While Ritter rushes to call an ambulance, Fellig asks Scully whether she saw Death and begs her to close her eyes. He covers her hand with his own. The color returns to Scully's hand as Fellig's turns gray. Looking up, he dies. At the hospital, Mulder watches through a window as Ritter apologizes to Scully, then tells the other agent that he's a lucky man. Going inside the room, Mulder reports to Scully that Fellig died of a simple gunshot wound, while the doctors are amazed at her own rapid recovery. He says, "Death only looks for you unless you seek its opposite."

Analysis:

Alas! for this gray shadow, once a man--
So glorious in his beauty and thy choice,
Who madest him thy chosen, that he seem'd
To his great heart none other than a God!
I ask'd thee, "Give me immortality."
Then didst thou grant mine asking with a smile,
Like wealthy men who care not how they give.

First Clyde Bruckman tells Scully she's going to live forever, now she turns her head away from Death - is she going to gain immortality like Fellig, and like Tithonus after whom this episode is named? The quote above is from Tennyson's "Tithonus," the story of an immortal who wants desperately to die, though in his case it's because he loves an eternally young goddess while he is doomed to age. Fellig's fate is even sadder; he can't even remember the name of his wife. Love is not eternal in the X-Files world, though given Mulder's obsession with Samantha (supposedly to be resolved over the next two weeks), it may yet be stronger than death. I wish I could read Mulder's concern for Scully as something transcendent, but it appears to be born as much of envy that she alone has been chosen for an X-file as terror of losing her in any abstract sense. Or at least he leads us to believe that that's it. With Mulder, it's hard to tell sometimes.

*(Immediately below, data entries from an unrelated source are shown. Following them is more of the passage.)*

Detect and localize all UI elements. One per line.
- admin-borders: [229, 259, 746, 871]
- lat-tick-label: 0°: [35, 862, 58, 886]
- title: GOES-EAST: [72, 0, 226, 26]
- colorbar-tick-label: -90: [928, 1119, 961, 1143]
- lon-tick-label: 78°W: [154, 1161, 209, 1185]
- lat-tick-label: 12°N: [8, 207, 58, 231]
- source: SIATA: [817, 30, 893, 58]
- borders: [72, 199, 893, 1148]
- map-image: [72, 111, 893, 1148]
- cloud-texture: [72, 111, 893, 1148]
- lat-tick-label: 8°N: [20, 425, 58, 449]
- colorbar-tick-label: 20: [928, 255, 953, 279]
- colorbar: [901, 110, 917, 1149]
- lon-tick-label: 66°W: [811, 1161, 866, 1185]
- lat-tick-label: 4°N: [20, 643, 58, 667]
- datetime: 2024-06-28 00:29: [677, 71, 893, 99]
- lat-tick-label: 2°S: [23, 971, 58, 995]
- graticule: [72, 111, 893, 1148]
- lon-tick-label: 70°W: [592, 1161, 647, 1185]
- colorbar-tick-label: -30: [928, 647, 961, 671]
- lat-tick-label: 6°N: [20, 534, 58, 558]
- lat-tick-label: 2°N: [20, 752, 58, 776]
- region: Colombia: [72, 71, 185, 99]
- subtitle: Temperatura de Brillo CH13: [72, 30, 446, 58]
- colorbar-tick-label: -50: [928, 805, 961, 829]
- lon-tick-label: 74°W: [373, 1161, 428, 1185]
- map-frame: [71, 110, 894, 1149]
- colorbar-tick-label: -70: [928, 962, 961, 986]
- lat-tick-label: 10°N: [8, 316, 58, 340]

At least he was not her salvation, and neither was Ritter (who was marvelously icky, I squirmed every time he called her "Dana" and cheered when she said, "Scully"). Considering how many episodes this season featured Mulder off pursuing a neat case while Scully was stuck in the office dealing with background checks, it was nice to see her sent out into the field while he languished back at the F.B.I. Interesting that Kersh considers her salvageable; interesting that Scully took the case with so little evident concern for what it might mean for her working relationship with Mulder. Nice that he responded by playing the faithful partner when he was supposed to be out of the loop - nice that she let him. This was a very strong 'shipper episode, I think. Mulder got what the case was really about before anyone else did, but in the end, what he discovered was irrelevant. This was Scully's story. Her instincts were for the most part dead-on - including her decision to trust Fellig, when everyone - including Mulder - saw him as a murderer.

I could gripe that so many Scully stories concern her death. She's been visited by the apparition of a dead girl suggesting Scully would die next ("Elegy"), warned by a cancer-eater that she had something he needed ("Leonard Betts"), featured in a photograph which predicted her murder ("Tithonus" had a little too much in common especially with "Unruhe," especially the Scully-in-danger motif). I like to see her solve mysteries where politics and medicine are on the line as well as her life (or her sister's, her daughter's, etc.). We're headed into a sweeps month arc which promises to resolve the mysteries of Cancer Man, Spender, the cabal, the faceless aliens, much of the mythology arc; let us hope that Scully does not revert to being Mulder's sidekick and he doesn't have to save her from any Antarctic prisons. Considering that the episode titles have to do with fathers and sons, though, I'm not counting on it.